TAPERAS E SEUS MISTÉRIOS





Vou embolar dois assuntos.
1)“Cuando se abandona el pago, tira el caballo adelante y el alma tira pa’ trás.”
É assim que nascem as taperas, os ocupantes das casas as abandonam, o cavalo puxa para frente, mas a alma puxa para trás.
Nos nossos campos há várias taperas.Mas lá, perdida no meio de uma invernada de campo nativo, há uma  especial. Me disseram que ali moravam fantasmas. Ainda restam algumas paredes. A casa era de pedras superpostas, com amálgama de barro. O  telhado ruiu ou foi levado pelo vento e o mato tomou conta. Um dia, numa linda tarde de domingo, decidi ir solito até a tal tapera, montado no meu cavalo Poeta.
Cheguei, apeei do cavalo e me estirei sobre a relva macia. Acabei adormecendo. Senti uma espécie de inquietude que acelerou meu coração. Me deu a impressão de que via, num átimo,uma jovem descendo a vereda, pelo trilhozinho, em direção à sanga, com um balde. Tinha longos cabelos negros, usava um xale de lã crua, calçava chancletas de couro cru.Percebi a voz de um homem com sotaque castelhano. Ela implorava que ele ficasse no rancho pois "diz que" andavam degolando sem piedade por aí...
Abri os olhos. Voltei à realidade.Teria sido o vento ,que causava assovios no taquaral, imitando vozes?Seriam as almas penadas ocupando a tapera?Ou apenas um sonho?
2)É certo que os campos dessa região já foram habitados por índios guaranis, fugidos da perseguição do homem branco, tentando salvar seu modo viver.
No riacho Itacurubi, que hoje dá nome a um pequeno município encostado em Unistalda,teria sido  morto o índio e lider Andresito Guazurari. O meu querido amigo Nico Fagundes, que tantas vezes me honrou com sua estada na minha estância, era um admirador desse heróico defensor de  seu povo. Levei, certo dia,Nico  até o outro lado de São Borja, a Santo Tomé,Corrientes, onde há um enorme monumento em honra de Guazurari. Nico,inclusive, deu o nome de Andresito a seu filho mais novo.
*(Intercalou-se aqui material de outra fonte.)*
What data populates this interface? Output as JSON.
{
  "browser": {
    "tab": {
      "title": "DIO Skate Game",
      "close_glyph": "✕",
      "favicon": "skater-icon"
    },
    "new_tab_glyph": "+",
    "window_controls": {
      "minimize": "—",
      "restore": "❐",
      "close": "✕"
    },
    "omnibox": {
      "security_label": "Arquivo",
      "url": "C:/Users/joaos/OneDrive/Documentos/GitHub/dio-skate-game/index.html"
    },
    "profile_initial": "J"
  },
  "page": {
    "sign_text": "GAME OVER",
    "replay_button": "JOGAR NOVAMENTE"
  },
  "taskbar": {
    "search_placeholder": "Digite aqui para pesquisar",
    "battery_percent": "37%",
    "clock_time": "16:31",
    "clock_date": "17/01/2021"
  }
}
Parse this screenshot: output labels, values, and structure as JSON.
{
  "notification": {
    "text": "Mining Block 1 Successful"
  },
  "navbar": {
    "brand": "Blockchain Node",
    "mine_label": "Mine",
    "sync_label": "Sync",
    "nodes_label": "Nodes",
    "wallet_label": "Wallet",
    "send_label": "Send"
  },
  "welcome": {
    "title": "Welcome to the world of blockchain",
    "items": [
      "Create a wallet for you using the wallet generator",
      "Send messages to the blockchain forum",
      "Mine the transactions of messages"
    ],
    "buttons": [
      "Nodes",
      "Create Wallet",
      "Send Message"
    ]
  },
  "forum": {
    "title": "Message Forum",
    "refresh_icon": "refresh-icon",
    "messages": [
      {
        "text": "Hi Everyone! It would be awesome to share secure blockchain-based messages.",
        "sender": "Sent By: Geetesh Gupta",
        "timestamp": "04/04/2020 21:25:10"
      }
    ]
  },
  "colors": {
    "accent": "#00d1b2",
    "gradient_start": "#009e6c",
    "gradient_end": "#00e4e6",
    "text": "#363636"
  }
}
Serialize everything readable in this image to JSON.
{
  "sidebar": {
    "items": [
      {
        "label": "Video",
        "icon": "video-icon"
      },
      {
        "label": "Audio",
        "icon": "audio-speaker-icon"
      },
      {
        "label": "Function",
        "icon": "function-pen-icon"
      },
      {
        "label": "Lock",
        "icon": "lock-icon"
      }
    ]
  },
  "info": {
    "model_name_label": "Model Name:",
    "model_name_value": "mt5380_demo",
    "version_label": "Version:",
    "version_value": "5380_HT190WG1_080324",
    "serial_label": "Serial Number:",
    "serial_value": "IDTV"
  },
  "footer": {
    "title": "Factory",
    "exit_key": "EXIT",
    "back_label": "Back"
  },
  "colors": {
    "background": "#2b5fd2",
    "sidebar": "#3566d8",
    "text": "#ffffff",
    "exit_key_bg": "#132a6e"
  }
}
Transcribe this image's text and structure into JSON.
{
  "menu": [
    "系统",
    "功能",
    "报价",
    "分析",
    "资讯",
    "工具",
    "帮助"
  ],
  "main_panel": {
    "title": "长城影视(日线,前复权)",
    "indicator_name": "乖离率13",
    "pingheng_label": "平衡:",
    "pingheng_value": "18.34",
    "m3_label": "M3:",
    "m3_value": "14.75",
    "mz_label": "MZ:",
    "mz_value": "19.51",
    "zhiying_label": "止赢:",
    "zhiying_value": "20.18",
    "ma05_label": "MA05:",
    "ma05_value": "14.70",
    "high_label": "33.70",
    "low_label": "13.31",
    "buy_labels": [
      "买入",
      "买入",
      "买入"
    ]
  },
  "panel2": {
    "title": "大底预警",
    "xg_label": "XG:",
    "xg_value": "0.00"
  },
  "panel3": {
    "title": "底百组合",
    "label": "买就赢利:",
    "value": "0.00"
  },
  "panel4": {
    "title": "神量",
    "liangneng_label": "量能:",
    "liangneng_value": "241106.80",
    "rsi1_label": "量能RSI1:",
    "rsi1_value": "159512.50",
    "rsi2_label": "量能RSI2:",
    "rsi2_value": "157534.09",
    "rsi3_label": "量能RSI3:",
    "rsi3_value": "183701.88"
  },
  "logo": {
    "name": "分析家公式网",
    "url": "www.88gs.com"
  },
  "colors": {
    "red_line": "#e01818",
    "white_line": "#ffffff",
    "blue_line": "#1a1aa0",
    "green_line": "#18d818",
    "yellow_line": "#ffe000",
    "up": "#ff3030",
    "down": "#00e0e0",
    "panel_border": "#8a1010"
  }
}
Guazurari é venerado nas províncias de Misiones, Corrientes e na região missioneira do RGS. Lutava pelo seu povo que queria continuar livre, com seus costumes e seus deuses.
Nossa História missioneira é pouco estudada no RGS, ao contrário da outra margem do Rio Uruguai.
Lí, não me lembro onde, que um cacique teria dito ao padre que o queria converter: “ o problema é que o deus de vocês é muito brabo”.